Het autobezit is niet gelijkelijk verdeeld over de kernen in Haarlemmermeer. In wijken met veel welvarende gezinnen met kinderen (Floriande en Getsewoud) en in de kleinere kernen zijn er vaak twee auto’s in gebruik. Voor gezinnen met kinderen is de flexibiliteit van een tweede auto handig. In de kleinere kernen van Haarlemmermeer is een auto onmisbaar, omdat veel voorzieningen elders zijn en OV beperkt aanwezig is. Het autobezit is het laagst in Graan voor Visch.

Het autobezit op buurtniveau kunt u vinden via deze link.

Treinreizigers in Haarlemmermeer

Treinreizigers
Het aantal dagelijkse in- en uitstappers op treinstations in Haarlemmermeer neemt toe.
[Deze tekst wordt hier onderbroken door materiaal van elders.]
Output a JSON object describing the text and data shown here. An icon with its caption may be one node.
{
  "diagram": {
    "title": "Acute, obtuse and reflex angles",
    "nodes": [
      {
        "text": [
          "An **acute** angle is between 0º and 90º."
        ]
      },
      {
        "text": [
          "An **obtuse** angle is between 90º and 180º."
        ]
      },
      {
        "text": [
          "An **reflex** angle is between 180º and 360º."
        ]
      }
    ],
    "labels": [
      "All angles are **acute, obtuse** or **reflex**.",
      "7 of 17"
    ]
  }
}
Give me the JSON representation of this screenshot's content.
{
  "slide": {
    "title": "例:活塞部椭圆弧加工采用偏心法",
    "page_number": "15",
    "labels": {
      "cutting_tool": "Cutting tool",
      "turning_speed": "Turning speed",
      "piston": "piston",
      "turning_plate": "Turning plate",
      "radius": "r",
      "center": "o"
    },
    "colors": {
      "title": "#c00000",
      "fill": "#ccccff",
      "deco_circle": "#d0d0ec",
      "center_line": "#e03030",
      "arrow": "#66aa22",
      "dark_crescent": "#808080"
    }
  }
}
Schiphol is na Amsterdam-Centraal (162 duizend passagiers per dag) het drukste station binnen de MRA. Hoofddorp valt net buiten de top-10 drukste stations, maar kent wel een reizigersgroei van 25% in de afgelopen 7 jaar. Nieuw-Vennep en Halfweg-Zwanenburg kennen minder in- en uitstappers; wat wel logisch is; gezien de geringere schaalgrootte en het stoppen van minder treinen. Het aantal reizigers in Nieuw-Vennep kende in 2012 een krimp door de komst van een snelle buslijn naar Schiphol (R-net 310), maar groeit sinds kort weer door de komst van een kwartierdienst met Den Haag. Het aantal passagiers voor Halfweg-Zwanenburg is flink gegroeid van bijna 1.500 in 2013 bij de opening van het station naar 2.349. Het effect van de pandemie is goed te zien in de in- en uitstapcijfers. In 2022 werd het aantal forensen van voor de pandemie nog niet gehaald. Dit kan te maken hebben met meer mensen die thuiswerken.

Busreizigers in Haarlemmermeer

Busreizigers
Het is duidelijk (en ook weinig verrassend) dat Schiphol Plaza de meeste in- en uitstappende busreizigers kent. Op afstand volgt Hoofddorp station. Daarna volgen de busknooppunten Spaarne Ziekenhuis en Hoofddorp centrum met ongeveer evenveel in- en uitstappers. De snelle R-net buslijnen worden veruit het meest gebruikt. Bij de knooppunten Spaarne Ziekenhuis en Hoofddorp station is dit aandeel respectievelijk 80 en 70 procent. Bij Hoofddorp centrum is het de helft van de reizigers. Alleen op Schiphol Plaza is de variatie in het lijnengebruik groter.